Como todo cuerpo humano mortal, El Santo decidió abandonar por la puerta grande la arena y yacer en la lona en aquel 5 de febrero de 1984.
Rulfo parece resultar ganador en la contienda, pero la vida es más dura que una lucha artística. Él, abandonó la silla de su despacho, al cual entregó su vida y su trabajo, un 7 de Enero de 1986. El público expectante, observa ambos personajes en la lona. El Santo se levanta. Juan Rulfo también. La gente aplaude y enloquece. El encuentro continúa. Entregados al pueblo, dando su arte para entretener, crear una visión crítica del mundo en el que ellos se desenvolvieron, nada distinto al México en el que hoy nos tocó vivir.

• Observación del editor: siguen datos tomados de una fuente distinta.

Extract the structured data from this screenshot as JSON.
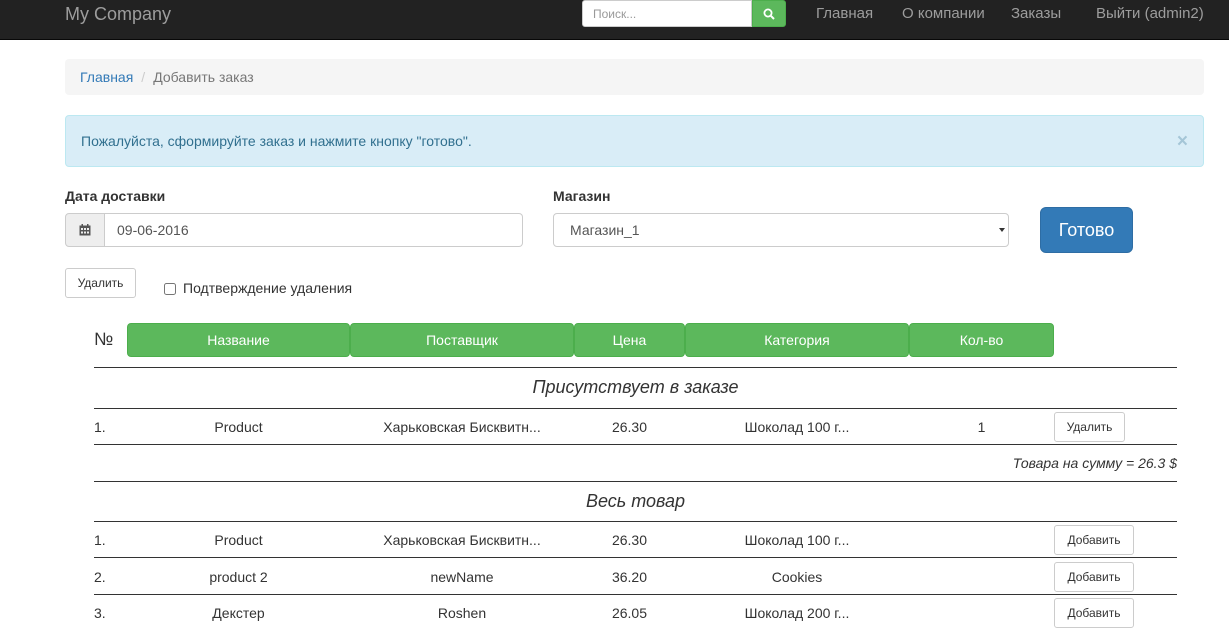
{
  "navbar": {
    "brand": "My Company",
    "search_placeholder": "Поиск...",
    "links": [
      "Главная",
      "О компании",
      "Заказы",
      "Выйти (admin2)"
    ]
  },
  "breadcrumb": {
    "home": "Главная",
    "separator": "/",
    "current": "Добавить заказ"
  },
  "alert": {
    "text": "Пожалуйста, сформируйте заказ и нажмите кнопку \"готово\".",
    "close": "×"
  },
  "form": {
    "date_label": "Дата доставки",
    "date_value": "09-06-2016",
    "shop_label": "Магазин",
    "shop_value": "Магазин_1",
    "submit": "Готово",
    "delete": "Удалить",
    "confirm_delete": "Подтверждение удаления"
  },
  "table": {
    "num_header": "№",
    "headers": [
      "Название",
      "Поставщик",
      "Цена",
      "Категория",
      "Кол-во"
    ],
    "in_order_title": "Присутствует в заказе",
    "in_order_rows": [
      {
        "num": "1.",
        "name": "Product",
        "supplier": "Харьковская Бисквитн...",
        "price": "26.30",
        "category": "Шоколад 100 г...",
        "qty": "1",
        "action": "Удалить"
      }
    ],
    "total": "Товара на сумму = 26.3 $",
    "all_title": "Весь товар",
    "all_rows": [
      {
        "num": "1.",
        "name": "Product",
        "supplier": "Харьковская Бисквитн...",
        "price": "26.30",
        "category": "Шоколад 100 г...",
        "action": "Добавить"
      },
      {
        "num": "2.",
        "name": "product 2",
        "supplier": "newName",
        "price": "36.20",
        "category": "Cookies",
        "action": "Добавить"
      },
      {
        "num": "3.",
        "name": "Декстер",
        "supplier": "Roshen",
        "price": "26.05",
        "category": "Шоколад 200 г...",
        "action": "Добавить"
      }
    ]
  },
  "colors": {
    "navbar": "#222222",
    "green": "#5cb85c",
    "primary": "#337ab7",
    "alert_bg": "#d9edf7"
  }
}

Por eso vuelvo a hacerles la pregunta: ¿quién puede vanagloriarse y decir “Yo he vivido cien años”?
Piensen por un instante la respuesta y el significado de la palabra “vivir”. Más allá de los huesos, músculos, carne, ser; existe una fuerza mucho más grande que te hará vivir por siempre. Nuestros sigilosos personajes la encontraron, entregándose en cuerpo y alma a las multitudes. Su trabajo, está ahí y estará por siempre en boca de muchas personas y ahora, en la del mundo.
Cien años, una vida larga. Y mañana serán ciento uno. Pasado ciento dos, ciento tres… Porque mientras tú hables de ellos, seguirán aquí. Contendientes de la vida eterna.
Juan Rulfo con sus escasos “Pedro Páramo” y “El llano en llamas”, llegando a miles y millones de lectores en el mundo. El Santo, con sus actuaciones en el cuadrilátero y las batallas libradas con los entes de la oscuridad.
Aquí estarán cuando tú te hayas ido; cuando también me haya ido. Incluso, tal vez, cuando todos se hayan ido.